On 08/06/2018 12:01, Sijie Guo wrote:
Geoffroy,
Thank you for reporting this. The change was made to evolve pulsar into a
type-safe client with schema and more validations. Along with the idea,
we changed the client to become a more fluent style builder and hide the
configuration data as an implementation detail to the pulsar client
implementation.
However we missed the use cases in data computing world, people tends to
use java Serializable on sharing configuration.
We would incorporate your use cases and try to bring the configuration
object back.
- Sijie
That would be great, thanks!
On Fri, Jun 8, 2018 at 1:09 AM Geoffroy Fouquier <
geoffroy.fouqu...@exensa.com> wrote:
We are using pulsar 1.22 within a spark framework and I am currently
upgrading my cluster to pulsar 2.0. One of the main change concerns the
configuration classes, replace by builders. Although ProducerBuilder and
ConsumerBuilder interfaces implement Serializable, corresponding
implementations aren't, because a pulsar client object is embedded. The
schema object is also a problem for serialization.
Basically, with 1.22 my producer app. instanciate a client and a
producer on each executor and only configurations classes need to be
serialized
---8<---
WarcRecordExtractor
.load(sc, input)
.foreachPartition{ ite =>
val client = PulsarClient.create(ServiceUrl, clientConf)
val producer = client.createProducer(topic, producerConf)
ite.foreach{ x => producer.sendAsync(x._2.content) }
producer.close()
client.close()
}
---8<---
With 2.0 I try to replace the configuration classes with the
corresponding builders, but this setting doesn't work since the
producerBuilder isn't serializable :
---8<---
[...]
val client = clientBuilder.serviceUrl(serviceUrl).build()
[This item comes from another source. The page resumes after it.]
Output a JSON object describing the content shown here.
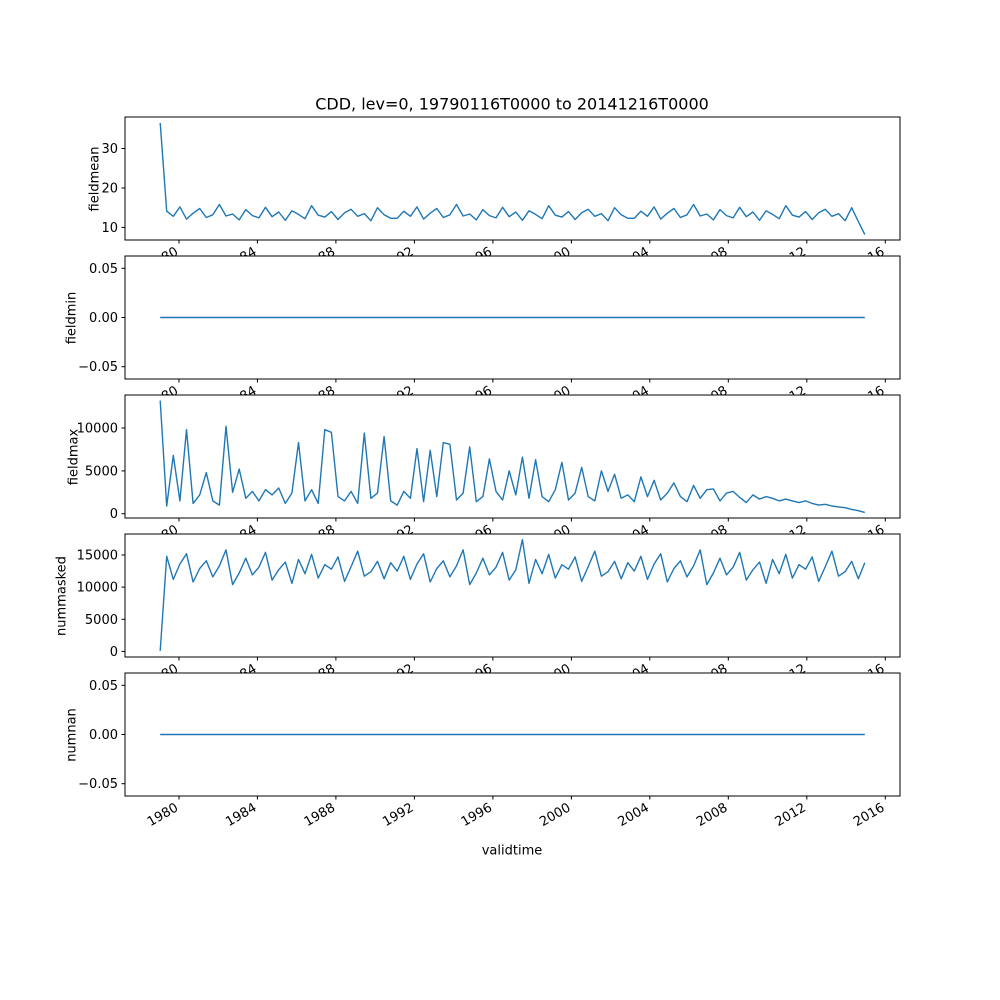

val producer = producerBuilder.topic(topicName).create
[...]
---8<---
My actual workaround is to rewrite my own ProducerBuilderImpl without
pulsar client or schemas (the createAsync method still exists but throw
an exception). And then to instanciate a producer like this :
---8<---
[...]
val client : PulsarClientImpl =
clientBuilder.serviceUrl(broker).build().asInstanceOf[PulsarClientImpl]
val producer =
client.createProducerAsync(producerBuilder.topic(topic).getConf(),
org.apache.pulsar.client.api.Schema.BYTES).get()
[...]
---8<---
where producerBuilder is my own implementation which implements
ProducerBuilder interface.
I did the same thing for ConsumerBuilderImpl and also rewrite
SparkStreamingPulsarReceiver with the same kind of workaround. I don't
know why the configuration classes have been replaced by builders, but
it became more difficult to use it with spark (and probably with other
distributed framework), but maybe i did it wrong.